Para o psicólogo Hélio Roberto Deliberador, professor do Departamento de Psicologia Social da PUC-SP, nós vivemos em um momento em que falta treino para uma vida plural, inclusive de linguagem, e muitas vezes essa dificuldade vêm à tona em forma de piada. No entanto, o “humor” não torna a responsabilidade em relação ao que é falado menor, ao contrário, ela pode também ser criminosa. Lembre-se que qualquer discriminação, de qualquer tipo e em qualquer lugar, não deve ser aceita.

Desrespeito no consultório: nunca aceitar 

A situação fica ainda mais grave quando o desrespeito com a diversidade ocorre dentro de um contexto profissional. “Além de ferir o código ético da medicina, o deboche do paciente fragiliza ainda mais uma pessoa que, por estar doente ou por não ter estudado e estar frente ao 'doutor”, já está vulnerável', explica o professor.

Para ele, o profundo impacto tecnológico sobre a área da saúde torna necessária a necessidade de reforçar o aspecto filosófico da medicina. “O médico tem que ver seu paciente em sua condição humana, com toda sua fragilidade, e tratar com respeito questões de linguagem, diferenças, colocações e ser cuidadoso em suas explicações”, explica “Medicina não é só técnica, é também o cuidado e o respeito com o ser humano”.
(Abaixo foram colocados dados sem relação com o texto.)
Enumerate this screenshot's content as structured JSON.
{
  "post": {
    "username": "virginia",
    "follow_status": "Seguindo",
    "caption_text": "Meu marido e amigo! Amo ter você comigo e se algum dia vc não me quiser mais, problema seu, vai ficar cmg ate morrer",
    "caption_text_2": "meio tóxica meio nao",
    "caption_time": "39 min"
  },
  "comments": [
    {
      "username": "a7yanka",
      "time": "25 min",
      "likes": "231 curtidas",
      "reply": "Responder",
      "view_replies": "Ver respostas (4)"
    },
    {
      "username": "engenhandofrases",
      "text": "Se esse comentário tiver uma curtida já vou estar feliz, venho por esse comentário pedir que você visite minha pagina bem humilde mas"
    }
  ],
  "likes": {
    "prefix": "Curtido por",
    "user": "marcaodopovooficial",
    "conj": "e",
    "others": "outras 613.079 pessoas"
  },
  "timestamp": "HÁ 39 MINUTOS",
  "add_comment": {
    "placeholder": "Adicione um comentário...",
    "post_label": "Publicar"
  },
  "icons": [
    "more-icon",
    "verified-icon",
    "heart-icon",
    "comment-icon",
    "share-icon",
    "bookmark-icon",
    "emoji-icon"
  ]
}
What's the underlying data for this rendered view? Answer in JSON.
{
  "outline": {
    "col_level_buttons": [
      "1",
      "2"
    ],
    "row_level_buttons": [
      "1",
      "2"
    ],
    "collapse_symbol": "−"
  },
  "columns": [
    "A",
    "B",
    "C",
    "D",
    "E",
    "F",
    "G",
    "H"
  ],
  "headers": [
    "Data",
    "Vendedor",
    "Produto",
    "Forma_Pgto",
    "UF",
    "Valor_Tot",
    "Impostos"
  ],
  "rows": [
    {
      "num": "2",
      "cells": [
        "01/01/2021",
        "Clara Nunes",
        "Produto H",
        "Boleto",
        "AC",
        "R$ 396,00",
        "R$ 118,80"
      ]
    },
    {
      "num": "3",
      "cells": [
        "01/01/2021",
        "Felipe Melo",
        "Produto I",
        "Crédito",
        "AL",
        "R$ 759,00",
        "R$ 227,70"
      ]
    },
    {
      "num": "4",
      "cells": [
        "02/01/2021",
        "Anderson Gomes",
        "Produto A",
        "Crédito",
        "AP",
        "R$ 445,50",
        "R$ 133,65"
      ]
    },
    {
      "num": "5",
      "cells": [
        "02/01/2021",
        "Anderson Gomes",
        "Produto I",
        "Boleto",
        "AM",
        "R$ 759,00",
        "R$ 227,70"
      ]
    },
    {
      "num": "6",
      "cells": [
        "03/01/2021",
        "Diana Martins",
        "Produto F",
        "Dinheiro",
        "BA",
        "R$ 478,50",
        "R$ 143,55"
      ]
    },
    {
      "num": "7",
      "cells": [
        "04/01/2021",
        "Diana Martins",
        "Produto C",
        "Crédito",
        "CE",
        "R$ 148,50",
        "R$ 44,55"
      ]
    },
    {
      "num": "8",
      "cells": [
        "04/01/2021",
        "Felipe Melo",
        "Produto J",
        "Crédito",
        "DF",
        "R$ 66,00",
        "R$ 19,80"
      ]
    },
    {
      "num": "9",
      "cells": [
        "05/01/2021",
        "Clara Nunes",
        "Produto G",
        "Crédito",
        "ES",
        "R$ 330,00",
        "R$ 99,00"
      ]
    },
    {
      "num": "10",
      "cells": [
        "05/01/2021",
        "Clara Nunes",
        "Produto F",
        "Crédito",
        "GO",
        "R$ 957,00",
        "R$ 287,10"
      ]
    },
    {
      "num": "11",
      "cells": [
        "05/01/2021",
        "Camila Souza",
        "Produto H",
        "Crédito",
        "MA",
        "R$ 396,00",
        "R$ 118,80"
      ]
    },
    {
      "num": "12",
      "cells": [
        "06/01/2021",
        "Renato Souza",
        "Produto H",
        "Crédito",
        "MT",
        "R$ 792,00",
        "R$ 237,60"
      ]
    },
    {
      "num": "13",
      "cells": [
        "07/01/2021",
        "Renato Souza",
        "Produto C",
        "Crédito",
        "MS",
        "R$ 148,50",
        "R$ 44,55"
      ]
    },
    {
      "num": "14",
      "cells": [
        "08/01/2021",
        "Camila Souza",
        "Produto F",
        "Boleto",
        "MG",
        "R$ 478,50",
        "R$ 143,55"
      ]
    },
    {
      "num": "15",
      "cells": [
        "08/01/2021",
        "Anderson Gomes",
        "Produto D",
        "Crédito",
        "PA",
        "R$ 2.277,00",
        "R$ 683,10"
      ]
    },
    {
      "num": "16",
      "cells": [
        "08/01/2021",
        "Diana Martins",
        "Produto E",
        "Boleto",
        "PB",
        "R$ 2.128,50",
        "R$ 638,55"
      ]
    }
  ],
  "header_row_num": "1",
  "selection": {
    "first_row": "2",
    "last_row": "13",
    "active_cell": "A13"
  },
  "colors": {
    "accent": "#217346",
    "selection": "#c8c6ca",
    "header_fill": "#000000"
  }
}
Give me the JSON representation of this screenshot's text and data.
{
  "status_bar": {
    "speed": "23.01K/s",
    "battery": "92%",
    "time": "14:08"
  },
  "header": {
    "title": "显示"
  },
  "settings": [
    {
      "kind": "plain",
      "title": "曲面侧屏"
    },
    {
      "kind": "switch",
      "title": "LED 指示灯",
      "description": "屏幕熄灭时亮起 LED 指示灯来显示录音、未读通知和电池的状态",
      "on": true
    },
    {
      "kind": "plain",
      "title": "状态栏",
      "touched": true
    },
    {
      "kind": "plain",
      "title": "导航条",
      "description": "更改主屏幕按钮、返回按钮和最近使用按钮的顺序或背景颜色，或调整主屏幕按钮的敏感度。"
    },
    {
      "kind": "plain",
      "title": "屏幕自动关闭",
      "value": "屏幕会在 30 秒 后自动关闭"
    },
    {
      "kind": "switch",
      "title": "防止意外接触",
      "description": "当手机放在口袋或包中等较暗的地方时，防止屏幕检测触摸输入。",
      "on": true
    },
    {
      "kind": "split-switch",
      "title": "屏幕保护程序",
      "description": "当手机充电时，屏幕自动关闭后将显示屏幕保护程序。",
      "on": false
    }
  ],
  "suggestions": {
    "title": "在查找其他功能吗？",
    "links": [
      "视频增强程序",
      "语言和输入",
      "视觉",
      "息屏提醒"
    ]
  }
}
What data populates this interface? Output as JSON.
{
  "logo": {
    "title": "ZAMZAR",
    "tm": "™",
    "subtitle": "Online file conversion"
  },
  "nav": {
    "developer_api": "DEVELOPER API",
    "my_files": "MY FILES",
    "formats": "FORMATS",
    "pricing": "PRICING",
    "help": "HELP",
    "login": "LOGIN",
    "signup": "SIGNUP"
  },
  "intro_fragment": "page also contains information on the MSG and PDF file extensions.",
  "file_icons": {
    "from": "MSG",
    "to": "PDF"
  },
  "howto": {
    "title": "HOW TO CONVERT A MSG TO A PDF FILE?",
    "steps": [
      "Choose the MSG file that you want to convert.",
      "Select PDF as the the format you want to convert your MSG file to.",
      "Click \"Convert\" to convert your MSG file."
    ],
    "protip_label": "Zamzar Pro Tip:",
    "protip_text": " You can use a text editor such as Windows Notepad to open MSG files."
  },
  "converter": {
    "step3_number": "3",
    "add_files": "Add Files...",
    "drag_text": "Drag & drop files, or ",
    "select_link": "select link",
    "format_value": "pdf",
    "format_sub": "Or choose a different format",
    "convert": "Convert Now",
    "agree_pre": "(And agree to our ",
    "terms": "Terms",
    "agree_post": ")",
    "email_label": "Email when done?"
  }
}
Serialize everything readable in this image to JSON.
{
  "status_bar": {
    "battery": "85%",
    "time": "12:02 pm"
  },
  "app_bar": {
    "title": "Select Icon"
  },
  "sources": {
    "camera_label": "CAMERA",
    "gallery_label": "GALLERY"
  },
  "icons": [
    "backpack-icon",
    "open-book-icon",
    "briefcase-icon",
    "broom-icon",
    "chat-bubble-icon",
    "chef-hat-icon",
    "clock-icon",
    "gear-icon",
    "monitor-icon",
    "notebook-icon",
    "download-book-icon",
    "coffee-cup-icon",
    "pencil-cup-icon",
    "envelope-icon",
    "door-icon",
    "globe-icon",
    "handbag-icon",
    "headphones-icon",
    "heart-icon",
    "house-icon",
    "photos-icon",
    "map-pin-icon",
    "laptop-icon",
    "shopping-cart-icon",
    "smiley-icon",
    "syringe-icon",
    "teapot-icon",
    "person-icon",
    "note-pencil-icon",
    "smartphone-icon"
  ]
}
Agressões na internet são igualmente graves

A internet e as redes sociais contribuem para explicitar esse cenário, uma vez que comentários e opiniões podem viralizar sem que a pessoa se dê conta que ela não está “escondida” por trás de um computador e pense duas vezes antes de teclar. “As pessoas se esquecem de que podem estar desrespeitando outras pessoas nesses meios”, explica o especialista. “No entanto, hoje a vida 'real' é muito influenciada pelo 'virtual'”.

Peleumonia existe, sim, e raôxis também 

A vigilância sobre a norma culta do português é sempre muito rígida, mas muitas vezes esquecemos que a principal função da língua é comunicar. E além de passar o significado das palavras, o jeito de falar também pode dizer muito: diferentes pontos de vista, modos de viver e histórias estão escondidos por trás de uma peleumonia que existe sim - alguém a está sentindo.